L’Allemagne a finalement décidé de livrer des armes létales à l’Ukraine. En quoi est-ce un revirement ?

Beaucoup plus qu’un simple revirement, c’est un changement total de paradigme. Le discours prononcé par le chancelier Olaf Scholz au Bundestag le 27 février figure, à mes yeux, parmi les plus importants jamais tenus au parlement allemand. Il est à la hauteur de la césure que représente le 24 février 2022, comme ont pu l’être les années 1914, 1939, 1989 et 2001 dans l’histoire. L’Allemagne change complètement de politique à l’égard de la Russie. C’est une remise en question complète de cinquante ans de politique en direction de l’Est. L’Ostpolitik telle quelle n’est à présent plus envisageable avec l’actuel chef du Kremlin.

En quoi consistait cette politique ?

Elle était axée sur l’idée que l’on pouvait amener le partenaire, à l’époque soviétique et aujourd’hui russe, à changer d’attitude par le rapprochement. Du temps de l’Ostpolitik, on parlait de « Wandel durch Annäherung », littéralement « changement par le rapprochement ». Après la chute du mur de Berlin, ce slogan s’est transformé pour devenir « Wandel durch Handel », « changement par le commerce », c’est-à-dire, en réalité, par l’interdépendance économique, commerciale, énergétique et culturelle. Mais l’Allemagne a pris conscience qu’elle se trouvait dans l’impasse sur le plan énergétique en raison de sa grande dépendance à la Russie : elle importe 55 % de son gaz depuis ce pays, dont elle dépend également pour une part de son charbon et de son pétrole.

Comment l’Allemagne compte-t-elle mettre fin à cette dépendance ?

Cela ne va pas se faire du jour au lendemain, mais la volonté est là. Le pays va miser sur un développement beaucoup plus rapide des énergies renouvelables, sur une éventuelle prolongation des centrales à charbon et probablement aussi sur un recours prolongé au nucléaire, bien qu’il soit prévu que l’Allemagne ferme ses dernières centrales cette année. Ce troisième levier n’a pas encore été annoncé par les gouvernants, mais il fait actuellement l’objet de discussions dans les journaux allemands.

« L’Allemagne oscille entre la quatrième et la cinquième place sur la liste des pays exportateurs d’armement dans le monde »

Le refus de livrer des armes létales dans des zones de conflit semblait être un principe cher à la diplomatie allemande. La décision de le faire a-t-elle été consensuelle au sein du gouvernement de coalition ?
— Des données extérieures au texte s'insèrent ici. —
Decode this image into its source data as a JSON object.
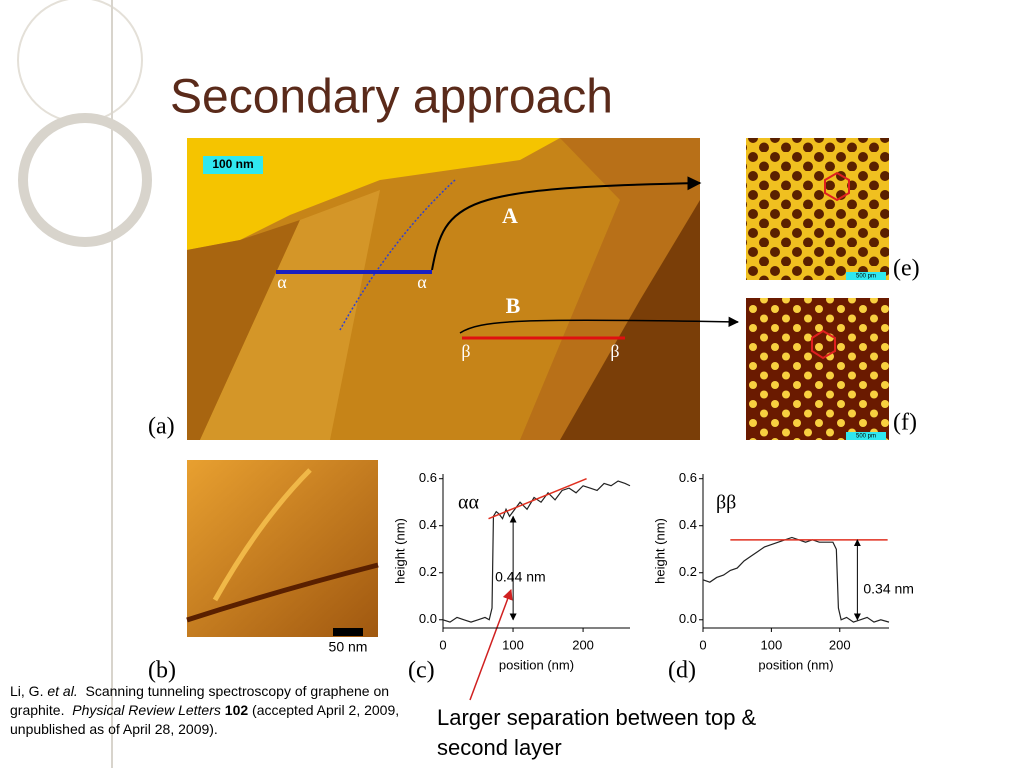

Ce n’est pas aussi simple que cela. L’Allemagne oscille entre la quatrième et la cinquième place sur la liste des pays exportateurs d’armement dans le monde. Elle livre des armes à l’Égypte, à l’Arabie saoudite et à la Turquie à grande échelle, et ces armes peuvent être employées sur le terrain dans des pays en crise ou en guerre. Je pense notamment à l’Arabie saoudite et à son engagement au Yémen. Le nouveau gouvernement Scholz voulait effectivement diminuer ses exportations d’armes, c’était l’une des exigences des Verts. Mais cette position n’est plus tenable et Annalena Baerbock, la ministre des Affaires étrangères, l’a bien expliqué dans son discours du 27 février, mais aussi le 1er mars devant les Nations unies. L’invasion de l’Ukraine par la Russie représente une violation totale de la Charte des Nations unies et du droit international. Olaf Scholz n’a pas forcé la main des Verts, pour qui ce revirement est pleinement justifié. L’abandon de Nord Stream 2 est par ailleurs une initiative du ministre de l’Économie, l’écologiste Robert Habeck.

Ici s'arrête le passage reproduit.